P. Agg, J.P. Krasznai, A.B. Antoniazzi, R.E. Massey, B. Fishbein, R. Mowat
Fusion Science and Technology | Volume 28 | Number 3 | October 1995 | Pages 1097-1103
Tritium Properties and Interaction with Material | Proceedings of the Fifth Topical Meeting on Tritium Technology In Fission, Fusion, and Isotopic Applications Belgirate, Italy May 28-June 3, 1995 | doi.org/10.13182/FST95-A30553
Articles are hosted by Taylor and Francis Online.

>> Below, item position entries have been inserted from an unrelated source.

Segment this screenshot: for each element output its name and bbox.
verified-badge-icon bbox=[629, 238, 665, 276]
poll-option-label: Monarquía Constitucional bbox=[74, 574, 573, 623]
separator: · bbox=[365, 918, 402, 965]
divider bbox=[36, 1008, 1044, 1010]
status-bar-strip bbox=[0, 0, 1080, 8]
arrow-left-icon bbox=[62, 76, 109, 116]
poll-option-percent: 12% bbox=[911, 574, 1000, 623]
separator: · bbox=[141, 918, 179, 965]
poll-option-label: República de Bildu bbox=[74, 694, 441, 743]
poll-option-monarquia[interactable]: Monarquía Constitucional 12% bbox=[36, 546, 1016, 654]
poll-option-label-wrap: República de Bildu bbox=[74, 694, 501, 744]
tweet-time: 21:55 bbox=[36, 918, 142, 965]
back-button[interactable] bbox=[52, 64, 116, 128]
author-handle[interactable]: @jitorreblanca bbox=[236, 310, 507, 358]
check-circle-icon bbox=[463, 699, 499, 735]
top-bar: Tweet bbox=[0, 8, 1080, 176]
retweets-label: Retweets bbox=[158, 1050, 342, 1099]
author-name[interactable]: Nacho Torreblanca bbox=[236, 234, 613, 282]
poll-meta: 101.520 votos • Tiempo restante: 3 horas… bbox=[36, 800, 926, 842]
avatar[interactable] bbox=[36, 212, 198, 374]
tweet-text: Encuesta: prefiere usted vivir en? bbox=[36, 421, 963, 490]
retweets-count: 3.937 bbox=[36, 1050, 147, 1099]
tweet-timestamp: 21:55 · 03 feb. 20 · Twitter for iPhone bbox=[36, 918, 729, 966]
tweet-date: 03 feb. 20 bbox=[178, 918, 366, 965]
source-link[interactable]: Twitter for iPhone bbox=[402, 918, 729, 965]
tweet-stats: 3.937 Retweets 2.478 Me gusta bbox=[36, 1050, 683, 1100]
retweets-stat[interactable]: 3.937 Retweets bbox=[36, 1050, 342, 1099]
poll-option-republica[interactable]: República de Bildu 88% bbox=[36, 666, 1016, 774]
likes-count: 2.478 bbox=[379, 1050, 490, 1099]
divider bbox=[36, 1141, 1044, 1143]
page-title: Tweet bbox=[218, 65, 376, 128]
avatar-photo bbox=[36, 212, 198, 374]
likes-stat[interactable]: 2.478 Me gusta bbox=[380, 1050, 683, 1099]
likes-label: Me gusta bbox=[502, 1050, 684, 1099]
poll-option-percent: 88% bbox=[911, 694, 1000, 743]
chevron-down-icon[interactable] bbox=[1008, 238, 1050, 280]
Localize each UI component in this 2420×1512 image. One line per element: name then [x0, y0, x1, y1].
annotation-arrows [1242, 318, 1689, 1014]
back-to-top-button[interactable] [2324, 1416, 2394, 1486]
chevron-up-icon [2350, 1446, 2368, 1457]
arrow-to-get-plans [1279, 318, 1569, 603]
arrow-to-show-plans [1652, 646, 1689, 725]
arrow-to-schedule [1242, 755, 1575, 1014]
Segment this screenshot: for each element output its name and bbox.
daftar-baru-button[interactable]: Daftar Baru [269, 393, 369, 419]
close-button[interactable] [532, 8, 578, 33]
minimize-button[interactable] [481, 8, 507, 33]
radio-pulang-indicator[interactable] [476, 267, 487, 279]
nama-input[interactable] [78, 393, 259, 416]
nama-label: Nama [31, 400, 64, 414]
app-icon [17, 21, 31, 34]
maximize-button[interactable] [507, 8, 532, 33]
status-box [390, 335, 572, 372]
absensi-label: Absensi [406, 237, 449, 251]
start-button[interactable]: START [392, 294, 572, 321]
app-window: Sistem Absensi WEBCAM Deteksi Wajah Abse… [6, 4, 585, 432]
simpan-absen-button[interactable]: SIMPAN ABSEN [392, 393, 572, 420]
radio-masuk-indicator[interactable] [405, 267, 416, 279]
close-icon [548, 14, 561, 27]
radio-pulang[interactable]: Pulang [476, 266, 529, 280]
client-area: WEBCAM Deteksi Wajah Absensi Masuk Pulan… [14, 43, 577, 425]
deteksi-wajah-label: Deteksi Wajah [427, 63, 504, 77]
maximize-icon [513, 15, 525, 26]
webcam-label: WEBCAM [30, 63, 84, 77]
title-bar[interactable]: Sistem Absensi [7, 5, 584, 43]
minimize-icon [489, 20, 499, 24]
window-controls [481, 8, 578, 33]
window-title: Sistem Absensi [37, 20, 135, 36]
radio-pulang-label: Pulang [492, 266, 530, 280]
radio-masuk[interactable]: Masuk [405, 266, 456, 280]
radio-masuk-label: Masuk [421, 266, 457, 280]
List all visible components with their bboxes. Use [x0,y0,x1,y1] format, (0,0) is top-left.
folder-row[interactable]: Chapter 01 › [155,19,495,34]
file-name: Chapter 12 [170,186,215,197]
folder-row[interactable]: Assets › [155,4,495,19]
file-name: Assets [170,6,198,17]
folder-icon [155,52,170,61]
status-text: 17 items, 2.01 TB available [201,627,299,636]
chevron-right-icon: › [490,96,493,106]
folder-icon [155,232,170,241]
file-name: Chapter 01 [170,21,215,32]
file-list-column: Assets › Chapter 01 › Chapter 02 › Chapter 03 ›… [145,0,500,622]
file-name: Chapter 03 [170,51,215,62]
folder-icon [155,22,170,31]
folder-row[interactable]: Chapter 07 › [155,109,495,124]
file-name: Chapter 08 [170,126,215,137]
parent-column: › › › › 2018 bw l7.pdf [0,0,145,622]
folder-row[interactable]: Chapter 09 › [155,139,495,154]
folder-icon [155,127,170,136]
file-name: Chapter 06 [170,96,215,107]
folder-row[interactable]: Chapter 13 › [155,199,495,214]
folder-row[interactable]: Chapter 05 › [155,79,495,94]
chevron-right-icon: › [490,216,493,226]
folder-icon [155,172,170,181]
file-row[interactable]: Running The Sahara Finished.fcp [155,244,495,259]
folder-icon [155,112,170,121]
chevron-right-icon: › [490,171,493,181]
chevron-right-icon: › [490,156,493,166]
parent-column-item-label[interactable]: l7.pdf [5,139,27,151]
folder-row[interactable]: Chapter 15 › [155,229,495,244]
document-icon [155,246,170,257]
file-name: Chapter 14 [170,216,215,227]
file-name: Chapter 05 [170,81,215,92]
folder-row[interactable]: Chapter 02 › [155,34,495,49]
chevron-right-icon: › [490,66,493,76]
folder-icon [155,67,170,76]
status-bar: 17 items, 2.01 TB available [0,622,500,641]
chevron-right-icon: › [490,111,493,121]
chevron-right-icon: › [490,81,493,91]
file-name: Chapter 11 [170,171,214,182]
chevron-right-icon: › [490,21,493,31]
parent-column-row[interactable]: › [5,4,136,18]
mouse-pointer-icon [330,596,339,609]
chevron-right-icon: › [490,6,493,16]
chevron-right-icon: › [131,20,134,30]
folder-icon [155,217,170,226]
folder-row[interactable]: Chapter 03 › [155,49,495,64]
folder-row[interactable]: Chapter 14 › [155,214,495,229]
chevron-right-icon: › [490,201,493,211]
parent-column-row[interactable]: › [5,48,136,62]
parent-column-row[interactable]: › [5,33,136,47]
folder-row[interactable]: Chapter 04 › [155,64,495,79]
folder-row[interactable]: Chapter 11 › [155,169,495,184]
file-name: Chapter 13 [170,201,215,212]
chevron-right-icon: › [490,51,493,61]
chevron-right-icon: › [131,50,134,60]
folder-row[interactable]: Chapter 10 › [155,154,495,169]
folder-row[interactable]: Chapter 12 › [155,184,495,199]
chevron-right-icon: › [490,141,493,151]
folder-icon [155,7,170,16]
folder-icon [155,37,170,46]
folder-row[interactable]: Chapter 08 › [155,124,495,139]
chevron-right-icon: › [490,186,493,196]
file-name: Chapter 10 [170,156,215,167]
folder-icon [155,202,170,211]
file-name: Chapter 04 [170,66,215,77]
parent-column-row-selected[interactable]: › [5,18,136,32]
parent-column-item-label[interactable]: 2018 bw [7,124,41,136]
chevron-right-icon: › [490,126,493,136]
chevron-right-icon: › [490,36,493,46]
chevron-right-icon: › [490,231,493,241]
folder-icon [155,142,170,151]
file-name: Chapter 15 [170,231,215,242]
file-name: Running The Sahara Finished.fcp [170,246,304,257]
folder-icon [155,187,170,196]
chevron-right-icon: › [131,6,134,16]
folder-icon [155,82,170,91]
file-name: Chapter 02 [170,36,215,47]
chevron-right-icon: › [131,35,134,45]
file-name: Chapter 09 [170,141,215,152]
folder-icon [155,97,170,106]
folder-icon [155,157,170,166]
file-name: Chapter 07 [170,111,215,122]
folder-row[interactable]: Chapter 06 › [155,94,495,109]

The behaviour of tritium in the body, as a result of intakes from contact with tritium contaminated surfaces and the subsequent radiation dose impact, is dependent on the nature of the tritium species. Research over the past few years has yielded important insight into the nature of tritiated species on surfaces exposed to elemental tritium. A significant drawback to understanding the relationship between tritium exposure and dose however is that most surface characterization data, reported in the literature, was generated at high temperature, whereas, exposure to tritiated surfaces occurs mostly at ambient temperature. In this paper we describe the results of characterization studies carried out at both ambient and high temperature. The well characterized stainless steel specimens were subsequently used in animal exposures.